Low mapping rates, humann, shallow shotgun

Hi,
I am trying to figure out if I can get with humann3 descent info out from shallow shotgun metagenomics sequencing data of human stool samples, Novaseq paired-end 250 bp reads . For now it looks like I have high rates of unmapped reads.
I’m using humann v3.6, with MetaPhlAn version 4.0.3.
Command on the server to run concatenated kneaddata cleaned reads:
sbatch --ntasks=1 --cpus-per-task=5 -p shared-cpu -t 02:15:00 --mem=30000
humann --threads 5 --input cat_reads/MCS.fastq --output humann3_out_MCS/
–nucleotide-database .local/lib/python3.10/site-packages/humann/data/chocophlan
–protein-database .local/lib/python3.10/site-packages/humann/data/uniref

The sequencing depth ranges between 43000 reads (neg controls) to 5M reads per pair of reads, so in the end up to 10M reads per sample. This is a pilot of 40 samples, where we aimed to have ~2M reads per sample. Median per sample in total is 4327477 reads currently. After removing human reads etc with kneaddata median per sample 3834510.

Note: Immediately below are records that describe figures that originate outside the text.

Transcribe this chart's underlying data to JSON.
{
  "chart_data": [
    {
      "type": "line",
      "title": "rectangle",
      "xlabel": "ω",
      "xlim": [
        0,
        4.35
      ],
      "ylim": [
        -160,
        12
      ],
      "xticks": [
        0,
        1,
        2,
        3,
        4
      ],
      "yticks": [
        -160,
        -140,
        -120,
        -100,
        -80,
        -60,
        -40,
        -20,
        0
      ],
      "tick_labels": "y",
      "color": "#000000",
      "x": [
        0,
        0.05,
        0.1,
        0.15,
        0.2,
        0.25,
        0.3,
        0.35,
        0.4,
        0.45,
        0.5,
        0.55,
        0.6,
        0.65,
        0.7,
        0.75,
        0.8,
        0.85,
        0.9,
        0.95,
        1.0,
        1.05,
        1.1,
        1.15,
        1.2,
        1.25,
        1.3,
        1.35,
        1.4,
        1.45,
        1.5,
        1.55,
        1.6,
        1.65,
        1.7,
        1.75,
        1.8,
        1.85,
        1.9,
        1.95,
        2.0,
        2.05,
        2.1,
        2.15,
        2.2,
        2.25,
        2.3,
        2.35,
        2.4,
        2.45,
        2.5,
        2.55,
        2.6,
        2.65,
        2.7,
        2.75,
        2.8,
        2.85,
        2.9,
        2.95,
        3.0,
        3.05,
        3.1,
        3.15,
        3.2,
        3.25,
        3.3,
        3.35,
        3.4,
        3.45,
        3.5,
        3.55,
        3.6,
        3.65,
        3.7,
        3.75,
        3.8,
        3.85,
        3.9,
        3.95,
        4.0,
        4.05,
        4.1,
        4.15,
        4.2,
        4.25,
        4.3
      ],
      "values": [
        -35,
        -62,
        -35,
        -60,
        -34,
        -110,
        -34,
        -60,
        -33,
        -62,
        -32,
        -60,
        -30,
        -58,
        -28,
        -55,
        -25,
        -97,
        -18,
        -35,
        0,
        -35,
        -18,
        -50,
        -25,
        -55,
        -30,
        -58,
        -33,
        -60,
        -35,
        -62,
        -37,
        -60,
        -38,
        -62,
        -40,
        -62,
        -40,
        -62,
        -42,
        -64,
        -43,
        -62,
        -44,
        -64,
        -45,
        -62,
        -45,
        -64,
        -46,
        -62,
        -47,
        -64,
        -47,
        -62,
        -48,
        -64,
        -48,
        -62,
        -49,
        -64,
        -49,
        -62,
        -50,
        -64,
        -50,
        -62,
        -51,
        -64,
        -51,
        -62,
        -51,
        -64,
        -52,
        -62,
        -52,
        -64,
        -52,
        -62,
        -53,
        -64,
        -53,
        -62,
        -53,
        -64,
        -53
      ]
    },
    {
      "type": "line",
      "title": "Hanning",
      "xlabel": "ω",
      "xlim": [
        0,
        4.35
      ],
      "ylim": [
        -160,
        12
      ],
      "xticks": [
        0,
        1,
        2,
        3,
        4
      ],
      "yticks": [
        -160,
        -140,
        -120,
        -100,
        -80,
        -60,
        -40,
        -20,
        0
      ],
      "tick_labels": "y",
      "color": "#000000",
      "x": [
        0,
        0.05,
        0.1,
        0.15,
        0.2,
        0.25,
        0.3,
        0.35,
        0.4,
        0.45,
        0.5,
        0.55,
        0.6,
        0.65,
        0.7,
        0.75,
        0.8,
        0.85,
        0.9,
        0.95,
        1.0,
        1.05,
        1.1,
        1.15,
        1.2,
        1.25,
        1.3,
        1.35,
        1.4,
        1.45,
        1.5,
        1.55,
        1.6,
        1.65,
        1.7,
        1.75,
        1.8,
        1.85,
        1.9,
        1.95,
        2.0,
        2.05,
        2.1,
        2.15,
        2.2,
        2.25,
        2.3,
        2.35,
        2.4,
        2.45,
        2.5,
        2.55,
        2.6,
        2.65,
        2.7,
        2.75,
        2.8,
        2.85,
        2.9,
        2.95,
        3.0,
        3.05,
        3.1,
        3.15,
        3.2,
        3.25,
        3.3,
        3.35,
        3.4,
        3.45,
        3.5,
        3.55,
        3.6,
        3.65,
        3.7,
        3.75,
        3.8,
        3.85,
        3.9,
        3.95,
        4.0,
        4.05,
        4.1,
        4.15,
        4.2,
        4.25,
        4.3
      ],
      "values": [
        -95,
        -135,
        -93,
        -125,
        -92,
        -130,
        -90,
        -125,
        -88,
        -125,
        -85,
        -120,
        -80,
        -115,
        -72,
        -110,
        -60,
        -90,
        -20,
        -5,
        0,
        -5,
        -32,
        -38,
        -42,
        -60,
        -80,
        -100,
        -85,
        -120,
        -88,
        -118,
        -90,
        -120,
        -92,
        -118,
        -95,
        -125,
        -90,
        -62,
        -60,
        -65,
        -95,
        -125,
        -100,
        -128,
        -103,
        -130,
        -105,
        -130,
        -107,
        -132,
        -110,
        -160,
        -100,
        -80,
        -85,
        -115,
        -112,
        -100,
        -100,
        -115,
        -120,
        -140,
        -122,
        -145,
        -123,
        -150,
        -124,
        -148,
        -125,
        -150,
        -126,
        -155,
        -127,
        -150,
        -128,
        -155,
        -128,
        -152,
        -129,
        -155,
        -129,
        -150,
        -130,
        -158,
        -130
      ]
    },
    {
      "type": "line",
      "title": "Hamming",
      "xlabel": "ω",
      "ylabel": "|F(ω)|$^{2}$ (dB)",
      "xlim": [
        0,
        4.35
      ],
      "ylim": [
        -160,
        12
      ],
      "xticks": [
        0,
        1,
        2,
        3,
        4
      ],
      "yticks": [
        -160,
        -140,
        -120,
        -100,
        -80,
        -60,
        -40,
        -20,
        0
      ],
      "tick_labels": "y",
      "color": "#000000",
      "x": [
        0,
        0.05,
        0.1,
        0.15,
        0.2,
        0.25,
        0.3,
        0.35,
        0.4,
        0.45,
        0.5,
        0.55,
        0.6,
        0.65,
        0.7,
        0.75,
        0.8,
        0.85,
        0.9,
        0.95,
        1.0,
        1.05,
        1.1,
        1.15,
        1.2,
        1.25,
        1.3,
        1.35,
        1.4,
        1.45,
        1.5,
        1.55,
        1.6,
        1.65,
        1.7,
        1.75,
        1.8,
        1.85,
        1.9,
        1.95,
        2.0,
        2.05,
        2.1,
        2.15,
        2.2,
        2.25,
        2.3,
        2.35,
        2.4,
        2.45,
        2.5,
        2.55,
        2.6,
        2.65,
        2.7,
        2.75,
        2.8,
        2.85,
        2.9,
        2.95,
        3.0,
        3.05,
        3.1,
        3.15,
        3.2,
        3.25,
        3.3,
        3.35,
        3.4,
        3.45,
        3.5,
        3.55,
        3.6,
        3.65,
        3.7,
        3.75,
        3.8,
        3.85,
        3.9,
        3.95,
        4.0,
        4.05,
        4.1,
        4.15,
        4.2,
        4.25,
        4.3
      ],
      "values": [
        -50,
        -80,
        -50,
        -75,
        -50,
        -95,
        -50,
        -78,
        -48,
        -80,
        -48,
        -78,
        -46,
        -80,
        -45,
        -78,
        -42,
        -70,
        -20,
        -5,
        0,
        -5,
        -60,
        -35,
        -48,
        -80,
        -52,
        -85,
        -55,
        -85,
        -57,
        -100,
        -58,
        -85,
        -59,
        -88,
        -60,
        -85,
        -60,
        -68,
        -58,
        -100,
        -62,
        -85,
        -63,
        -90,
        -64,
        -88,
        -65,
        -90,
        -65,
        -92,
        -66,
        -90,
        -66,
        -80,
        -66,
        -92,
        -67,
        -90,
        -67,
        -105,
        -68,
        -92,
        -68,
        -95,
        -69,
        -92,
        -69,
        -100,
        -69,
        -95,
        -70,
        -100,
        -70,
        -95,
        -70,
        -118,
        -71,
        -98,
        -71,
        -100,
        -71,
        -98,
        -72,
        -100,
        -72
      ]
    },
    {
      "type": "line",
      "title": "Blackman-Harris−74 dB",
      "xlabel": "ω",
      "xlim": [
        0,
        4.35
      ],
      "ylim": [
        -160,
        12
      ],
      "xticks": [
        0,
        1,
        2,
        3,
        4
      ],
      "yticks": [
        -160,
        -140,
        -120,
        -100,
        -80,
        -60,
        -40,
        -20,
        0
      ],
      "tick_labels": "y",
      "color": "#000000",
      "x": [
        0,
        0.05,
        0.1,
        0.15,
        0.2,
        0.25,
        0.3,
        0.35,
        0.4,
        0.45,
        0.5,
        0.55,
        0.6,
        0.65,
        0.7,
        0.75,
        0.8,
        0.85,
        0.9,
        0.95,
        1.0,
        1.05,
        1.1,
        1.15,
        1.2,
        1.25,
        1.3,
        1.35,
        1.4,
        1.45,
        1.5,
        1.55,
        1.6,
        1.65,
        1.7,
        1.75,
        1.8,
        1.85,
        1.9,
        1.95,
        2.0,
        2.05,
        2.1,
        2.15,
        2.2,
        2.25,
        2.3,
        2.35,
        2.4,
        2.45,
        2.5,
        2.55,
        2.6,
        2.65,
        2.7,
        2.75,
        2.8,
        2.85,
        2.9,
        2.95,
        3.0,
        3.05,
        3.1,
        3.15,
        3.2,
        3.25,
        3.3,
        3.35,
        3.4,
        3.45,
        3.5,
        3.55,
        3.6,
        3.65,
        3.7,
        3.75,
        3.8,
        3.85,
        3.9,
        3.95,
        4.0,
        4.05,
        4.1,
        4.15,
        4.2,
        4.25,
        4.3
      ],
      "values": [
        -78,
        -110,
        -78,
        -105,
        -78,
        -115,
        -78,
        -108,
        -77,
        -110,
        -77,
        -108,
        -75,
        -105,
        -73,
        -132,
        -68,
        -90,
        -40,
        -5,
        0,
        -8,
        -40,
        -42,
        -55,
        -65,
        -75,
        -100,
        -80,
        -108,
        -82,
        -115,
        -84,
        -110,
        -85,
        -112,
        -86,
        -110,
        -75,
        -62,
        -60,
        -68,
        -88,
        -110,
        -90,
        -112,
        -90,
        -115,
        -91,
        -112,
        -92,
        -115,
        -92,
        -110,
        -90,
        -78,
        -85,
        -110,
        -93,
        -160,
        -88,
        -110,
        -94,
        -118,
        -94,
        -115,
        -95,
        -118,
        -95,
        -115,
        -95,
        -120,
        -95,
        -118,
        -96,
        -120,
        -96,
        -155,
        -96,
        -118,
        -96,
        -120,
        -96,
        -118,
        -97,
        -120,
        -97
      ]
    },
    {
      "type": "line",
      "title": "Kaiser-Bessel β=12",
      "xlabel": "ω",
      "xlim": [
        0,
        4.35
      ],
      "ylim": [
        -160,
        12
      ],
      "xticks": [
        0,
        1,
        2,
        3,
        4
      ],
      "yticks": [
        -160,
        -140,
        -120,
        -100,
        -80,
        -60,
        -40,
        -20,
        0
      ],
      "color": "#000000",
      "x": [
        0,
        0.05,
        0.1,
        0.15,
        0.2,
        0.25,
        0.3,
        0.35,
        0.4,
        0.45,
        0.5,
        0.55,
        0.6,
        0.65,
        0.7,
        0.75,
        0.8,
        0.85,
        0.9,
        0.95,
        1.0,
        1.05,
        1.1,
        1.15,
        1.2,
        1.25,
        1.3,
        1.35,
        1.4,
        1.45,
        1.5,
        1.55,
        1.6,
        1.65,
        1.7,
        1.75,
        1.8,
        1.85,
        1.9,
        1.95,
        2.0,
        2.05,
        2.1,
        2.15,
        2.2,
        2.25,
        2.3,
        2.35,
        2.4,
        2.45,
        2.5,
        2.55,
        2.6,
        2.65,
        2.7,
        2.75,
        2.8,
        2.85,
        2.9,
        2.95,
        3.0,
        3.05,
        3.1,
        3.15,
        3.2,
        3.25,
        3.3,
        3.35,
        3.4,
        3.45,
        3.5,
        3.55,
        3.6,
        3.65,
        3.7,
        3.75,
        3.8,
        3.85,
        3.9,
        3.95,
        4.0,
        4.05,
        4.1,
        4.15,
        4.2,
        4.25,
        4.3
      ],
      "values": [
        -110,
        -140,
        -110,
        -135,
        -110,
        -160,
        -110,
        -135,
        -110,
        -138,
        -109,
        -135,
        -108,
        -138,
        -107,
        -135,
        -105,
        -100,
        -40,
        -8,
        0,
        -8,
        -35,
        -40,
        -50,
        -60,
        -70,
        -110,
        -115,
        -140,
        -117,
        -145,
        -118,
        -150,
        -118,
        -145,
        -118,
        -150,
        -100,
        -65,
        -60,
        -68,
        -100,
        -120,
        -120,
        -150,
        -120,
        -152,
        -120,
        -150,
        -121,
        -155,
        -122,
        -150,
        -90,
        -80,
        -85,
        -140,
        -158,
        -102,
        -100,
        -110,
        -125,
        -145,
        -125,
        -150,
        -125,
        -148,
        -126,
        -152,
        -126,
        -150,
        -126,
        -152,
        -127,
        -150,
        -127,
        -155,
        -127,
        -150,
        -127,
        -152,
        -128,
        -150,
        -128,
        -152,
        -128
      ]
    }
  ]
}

After running humann, taking into consideration only samples that had in total (both read pairs) at least 2M reads, I have an median of 63.2% unmapped in the gene families file, ranging from 36 to 94 %.
I was thinking that the high percentage of unmapped could be linked to low read numbers, but there seems to be no clear correlation:
image

When I blasted (blastx) some of the diamond unaligned reads, I had various results, ranging from some reads not mapping anywhere, but many mapping just partially - as my reads are rather long 250bp :

I was wondering if I might have too long reads?? Or is it still potentially a problem of not having enough depth (though I saw somewhere mentioned that even with 1M you could get some results…) ?

Any advice on how to increase the mapping rate? Any advice on analyzing shallow shotgun data with humann3 - maybe changing some parameters would make sense?

Thank you very much in advance!!
And have lovely holidays :slight_smile:
Rahel

Hello,

I’ve been having same issues, but with metatranscriptomic mice data. Are there any advices on how to adjust tool parameters in order to get better mapping rate?

Best,
Matija

1 Like

Hi Both - For shallow sequencing in particular, you may need to lower the coverage thresholds that HUMAnN uses by default to determine if a gene is present. For example, if a read hits a gene, that gene won’t be included in the output (and the read won’t count as mapped) unless 50% of the sites in that gene were hit by reads (default value). You can remove that filter by setting:

--translated-subject-coverage-threshold 0.0
--nucleotide-subject-coverage-threshold 0.0

I have a feeling that this is the main issue driving the low mapping rate. Separately, HUMAnN assumes that reads should align fully within target genes, and this becomes harder with longer reads. However, I would not expect the effect here to be extreme with reads of 250 nt vs. our more typical 100-150 nt (it will matter more when working with very long reads, say 1 knt or more).

That said, if you also want to relax this filter, you would probably need to use a local alignment mode in bowtie2 (e.g. passing --very-sensitive-local via the --bowtie2-options flag) and tone down the following two parameters:

--nucleotide-query-coverage-threshold 50.0
--translated-query-coverage-threshold 50.0

The above setting would require HALF of a read to align within a target gene to count as mapped. The default is 90% (~all of the read).